EGU General Assembly 2023
© Author(s) 2023. This work is distributed under
the Creative Commons Attribution 4.0 License.

Does vertical mobility of eDNA in old soils affect the reconstruction of past environments?

Doreen Yu-Tuan Huang1,2, Nick Cutler2, Saúl Rodriguez1, Marina Morlock1, and Jonatan Klaminder1
Doreen Yu-Tuan Huang et al.
  • 1Umeå University, Ecology and Environmental Science, Sweden (
  • 2The School of Geography, Politics and Sociology, Newcastle University, Newcastle upon Tyne, United Kingdom

Environmental DNA (eDNA) in sediments (soils, lake and marine sediments) can – in principle - be used to reconstruct past environments, provided the DNA is readily preserved and is relatively immobile within the sedimentary sequence (to allow accurate dating). Concerns over the mobility of DNA in soils have meant that these sediments have not been considered a reliable source of eDNA for palaeo-reconstruction. However, eDNA in soils could be preserved and immobilized through adsorption to secondary minerals (predominantly clays) in sediments. The potential of clay minerals to immobilize DNA is poorly understood; to address this knowledge gap, we conducted an experiment to evaluate the vertical mobility of eDNA between soil layers.

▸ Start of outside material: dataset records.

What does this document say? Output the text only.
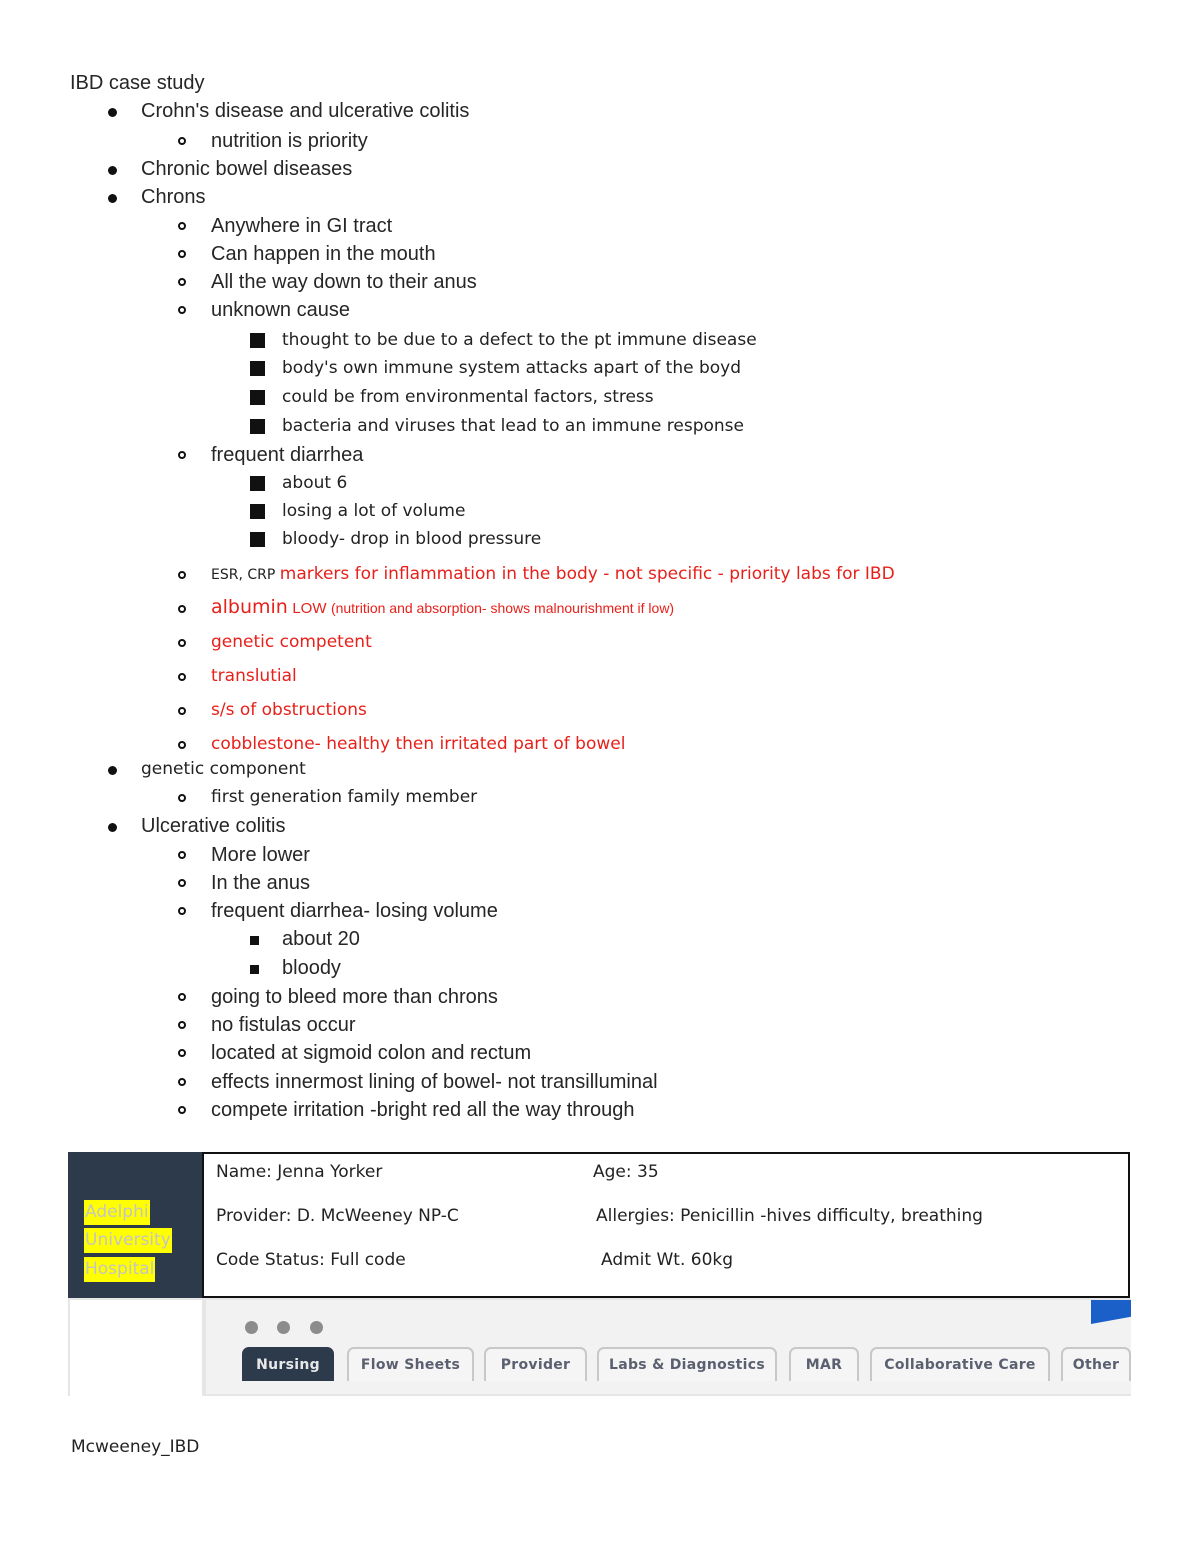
IBD case study
Crohn's disease and ulcerative colitis
nutrition is priority
Chronic bowel diseases
Chrons
Anywhere in GI tract
Can happen in the mouth
All the way down to their anus
unknown cause
thought to be due to a defect to the pt immune disease
body's own immune system attacks apart of the boyd
could be from environmental factors, stress
bacteria and viruses that lead to an immune response
frequent diarrhea
about 6
losing a lot of volume
bloody- drop in blood pressure
ESR, CRP markers for inflammation in the body - not specific - priority labs for IBD
albumin LOW (nutrition and absorption- shows malnourishment if low)
genetic competent
translutial
s/s of obstructions
cobblestone- healthy then irritated part of bowel
genetic component
first generation family member
Ulcerative colitis
More lower
In the anus
frequent diarrhea- losing volume
about 20
bloody
going to bleed more than chrons
no fistulas occur
located at sigmoid colon and rectum
effects innermost lining of bowel- not transilluminal
compete irritation -bright red all the way through
Adelphi
University
Hospital
Name: Jenna Yorker	Age: 35
Provider: D. McWeeney NP-C	Allergies: Penicillin -hives difficulty, breathing
Code Status: Full code	Admit Wt. 60kg
Nursing	Flow Sheets	Provider	Labs & Diagnostics	MAR	Collaborative Care	Other
Mcweeney_IBD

Our experiment involved the application of spiked (non-indigenous) DNA to an experimental plot in eastern Greenland over a period of two years. During this period, we took soil samples at different depths below the plot and sequenced the samples to detect the spiked DNA. In addition to our experiment, we analyzed plant DNA from sequences of paleosols at a site in west Greenland and a site in south Iceland, to attempt to reconstruct long-term changes in vegetation cover.

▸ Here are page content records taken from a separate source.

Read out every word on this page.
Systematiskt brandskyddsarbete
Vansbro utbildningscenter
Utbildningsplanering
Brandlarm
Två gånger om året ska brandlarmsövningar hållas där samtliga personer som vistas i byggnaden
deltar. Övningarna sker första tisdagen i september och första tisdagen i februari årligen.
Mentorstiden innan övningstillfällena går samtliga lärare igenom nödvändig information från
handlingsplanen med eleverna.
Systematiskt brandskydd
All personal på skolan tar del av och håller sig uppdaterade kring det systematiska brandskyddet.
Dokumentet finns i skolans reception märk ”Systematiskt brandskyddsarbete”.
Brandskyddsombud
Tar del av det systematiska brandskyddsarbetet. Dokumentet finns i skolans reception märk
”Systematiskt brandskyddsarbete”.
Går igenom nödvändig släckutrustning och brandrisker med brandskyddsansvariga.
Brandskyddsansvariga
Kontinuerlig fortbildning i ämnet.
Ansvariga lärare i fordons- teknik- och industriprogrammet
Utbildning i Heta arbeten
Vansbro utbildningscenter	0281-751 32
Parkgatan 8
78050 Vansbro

Our Greenland experiment indicated that faint traces of alien DNA can be transported to deep (thus old) soil horizons by percolating rainwater and can remain intact for at least two years. We suspect this occurred in Greenland because a) rainfall is high and b) the soils are skeletal and exceptionally porous. Despite this result, we observed changes in plant DNA with depth at our other two sites; these changes seemed to track century-scale environmental changes. We could not date the changes in the Greenlandic record due to the scarcity of macrofossils for radiocarbon dating. However, macroscopic tephra layers at the site in Iceland provided isochrons (time parallel marker beds) that allowed us to assign approximate dates using tephrochronology.

Our results indicate that most of the spiked eDNA was either retained at the surface or degraded in the soil profile: only very tiny quantities leached to deep soil horizons. Therefore, we propose that eDNA in paleosols, especially those on tephra beds, possesses great potential in palaeo-reconstruction, especially when other archives (fossils, lake sediments) are not available. However, we recommend that more studies are required to examine how mineralogy and soil types govern eDNA mobility and longevity in soils.

How to cite: Huang, D. Y.-T., Cutler, N., Rodriguez, S., Morlock, M., and Klaminder, J.: Does vertical mobility of eDNA in old soils affect the reconstruction of past environments?, EGU General Assembly 2023, Vienna, Austria, 24–28 Apr 2023, EGU23-15566,, 2023.